Mutter-Vater-Kind – gesamtgesellschaftlich ist das wohl das Lebensmodell, nach dem die meisten streben beziehungsweise das den meisten von uns vorgelebt wurde. Aber was, wenn ich mir keine monogame Beziehung auf Lebenszeit vorstellen kann? Was, wenn Mutter-Vater-Kind einfach nicht meine Lebensrealität widerspiegelt, weil Sexualität kein starres, dichotomes Konstrukt ist und sich auf einem weiten Spektrum bewegt? Was, wenn ich nicht die Beziehungen eingehen kann, die ich gerne möchte, weil sie gegen Glaubenssätze, Traditionen oder andere Vorstellungen meiner Familie verstoßen? Gott bewahre! Kann ich überhaupt gute Beziehungen führen, wenn ich selbst nicht so recht weiß, wie ich gut zu mir selbst sein kann?
Irgendwie kann das alles schon ziemlich überfordern. Wer bin ich überhaupt? Das Wichtigste weiß ich: Mein Name ist Marcel, ich bin 1993 geboren und ich arbeite als Psychologe. Das bedeutet, dass ich viele Jahre damit verbracht habe, Psychologie zu studieren. In erster Linie bin ich aber ein Mensch. Geboren in der Stadt Delmenhorst in Niedersachsen (ja genau, da wo Sarah Connor herkommt), inzwischen bin ich aber Berlin-Zugezogener. Meine Pronomen sind er/ihn. Ich bin deutsch, mit Migrationshintergrund. Ich habe schon ein paar Mal gehört, dass ich dafür aber ziemlich gut Deutsch sprechen könne. Vielen Dank! Das nennt man dann übrigens positive Diskriminierung. Und ja, ich heiße Marcel, wirklich. Das glauben mir viele Menschen nicht, wenn sie mich sehen. „Marcel? Das hätte ich jetzt nicht erwartet! Wieso haben deine Eltern dich so genannt?“ – Wieso denn nicht? Wie sehen Deutsche in deiner Vorstellung denn aus? Ich bin aufgewachsen zwischen zwei Kulturen – der deutschen und der aramäischen. Marcel, der norddeutsche „Ausländer“. Der, der für viele nicht aussieht wie ein Marcel, sondern eher wie ein Mustafa (Shoutout geht raus an alle Mustafas). I’m not a kanack, not yet an alman! Und noch so viel mehr! Für viele meiner Freund:innen bin ich eine wichtige Bezugsperson, für meine Eltern ihr Kind, für meine Geschwister ihr Bruder. Dann bin ich aber auch noch mein Lebenslauf und natürlich meine selbst kuratierten Spotify-Playlists.

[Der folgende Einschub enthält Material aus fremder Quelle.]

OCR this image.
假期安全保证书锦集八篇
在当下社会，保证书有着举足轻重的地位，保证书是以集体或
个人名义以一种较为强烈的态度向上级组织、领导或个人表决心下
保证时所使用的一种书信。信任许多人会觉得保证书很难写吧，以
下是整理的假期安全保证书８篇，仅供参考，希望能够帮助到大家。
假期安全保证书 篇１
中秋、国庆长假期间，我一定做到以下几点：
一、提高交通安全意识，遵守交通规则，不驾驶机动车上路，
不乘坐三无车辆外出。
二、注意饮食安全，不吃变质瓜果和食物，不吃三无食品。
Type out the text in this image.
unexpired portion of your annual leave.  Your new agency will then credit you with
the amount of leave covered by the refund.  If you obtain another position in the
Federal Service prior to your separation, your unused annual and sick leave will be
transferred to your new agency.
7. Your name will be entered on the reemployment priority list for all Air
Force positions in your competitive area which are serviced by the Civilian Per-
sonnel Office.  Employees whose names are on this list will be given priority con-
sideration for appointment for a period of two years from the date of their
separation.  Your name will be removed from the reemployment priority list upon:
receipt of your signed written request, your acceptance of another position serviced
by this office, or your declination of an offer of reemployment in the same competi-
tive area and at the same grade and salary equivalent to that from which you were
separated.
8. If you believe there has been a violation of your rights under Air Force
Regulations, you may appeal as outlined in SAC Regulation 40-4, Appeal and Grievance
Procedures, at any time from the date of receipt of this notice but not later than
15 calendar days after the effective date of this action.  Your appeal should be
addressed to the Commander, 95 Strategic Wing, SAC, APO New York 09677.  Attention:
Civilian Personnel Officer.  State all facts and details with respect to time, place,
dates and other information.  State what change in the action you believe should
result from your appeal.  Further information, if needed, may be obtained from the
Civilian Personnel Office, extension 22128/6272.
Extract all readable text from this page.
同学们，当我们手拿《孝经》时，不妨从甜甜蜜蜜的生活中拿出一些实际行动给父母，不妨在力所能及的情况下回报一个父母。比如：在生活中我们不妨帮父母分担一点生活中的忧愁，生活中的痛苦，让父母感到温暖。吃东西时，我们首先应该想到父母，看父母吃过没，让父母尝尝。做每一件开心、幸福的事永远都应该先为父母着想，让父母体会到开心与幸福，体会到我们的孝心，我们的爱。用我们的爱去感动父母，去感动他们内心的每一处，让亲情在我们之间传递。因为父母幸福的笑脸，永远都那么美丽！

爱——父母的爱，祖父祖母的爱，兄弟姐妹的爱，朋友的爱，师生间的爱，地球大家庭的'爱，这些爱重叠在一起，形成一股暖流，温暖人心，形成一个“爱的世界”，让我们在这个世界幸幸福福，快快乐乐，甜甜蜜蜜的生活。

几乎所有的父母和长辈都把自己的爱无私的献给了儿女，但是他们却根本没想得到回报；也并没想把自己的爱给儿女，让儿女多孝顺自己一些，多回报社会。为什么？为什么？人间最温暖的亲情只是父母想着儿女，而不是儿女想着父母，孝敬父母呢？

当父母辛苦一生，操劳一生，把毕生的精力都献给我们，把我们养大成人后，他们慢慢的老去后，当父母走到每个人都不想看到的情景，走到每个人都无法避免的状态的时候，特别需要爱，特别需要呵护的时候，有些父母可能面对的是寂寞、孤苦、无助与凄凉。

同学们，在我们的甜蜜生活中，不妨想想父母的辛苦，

Aber zurück zur Frage: Wer bin ich wirklich? Und wer bist du? Sind wir einfach nur die Summe all unserer getroffenen Entscheidungen und gesammelten Erfahrungen? Sind wir unsere verflossenen Liebschaften? Sind wir, was wir denken? Oder doch nur unser individuelles Trauma, das wir gefühlt lebenslang zu lösen versuchen? Sind wir unser wahrhaftiges Selbst, wenn wir allein sind oder sozial interagieren? Bin ich das, was ich nach außen präsentiere, oder das, was ich innerlich fühle? Sind wir vielleicht Teil eines großen kollektiven Bewusstseins und alle miteinander verbunden? Wenn ja, wieso fühlen wir uns dann so oft so einsam? Wenn wir durch das Internet und unsere Smartphones Zugang zu gefühlt jedem Menschen auf der Welt haben, wieso sind wir trotzdem so oft allein? Wieso ist die Diskrepanz so groß zwischen dem, wie wir uns unser Leben und unsere Beziehungen in unserer Jugend vorgestellt haben, und dem tatsächlichen Empfinden im Hier und Jetzt?
Kann es sein, dass wir es verlernt haben, echte, authentische und tiefe Verbundenheit zu spüren? Wir sind Generation „Social Media“, Generation „Du bist was Besonderes und hast das Beste vom Besten verdient“, Generation „Selbstverwirklichung“ und Generation „Selbstdarstellung“. Manchmal habe ich aber auch das Gefühl, wir sind Generation „kollektive Psychose“. Die auffälligsten Symptome: Verlust von Mitgefühl und Verlust unserer eigenen Identität.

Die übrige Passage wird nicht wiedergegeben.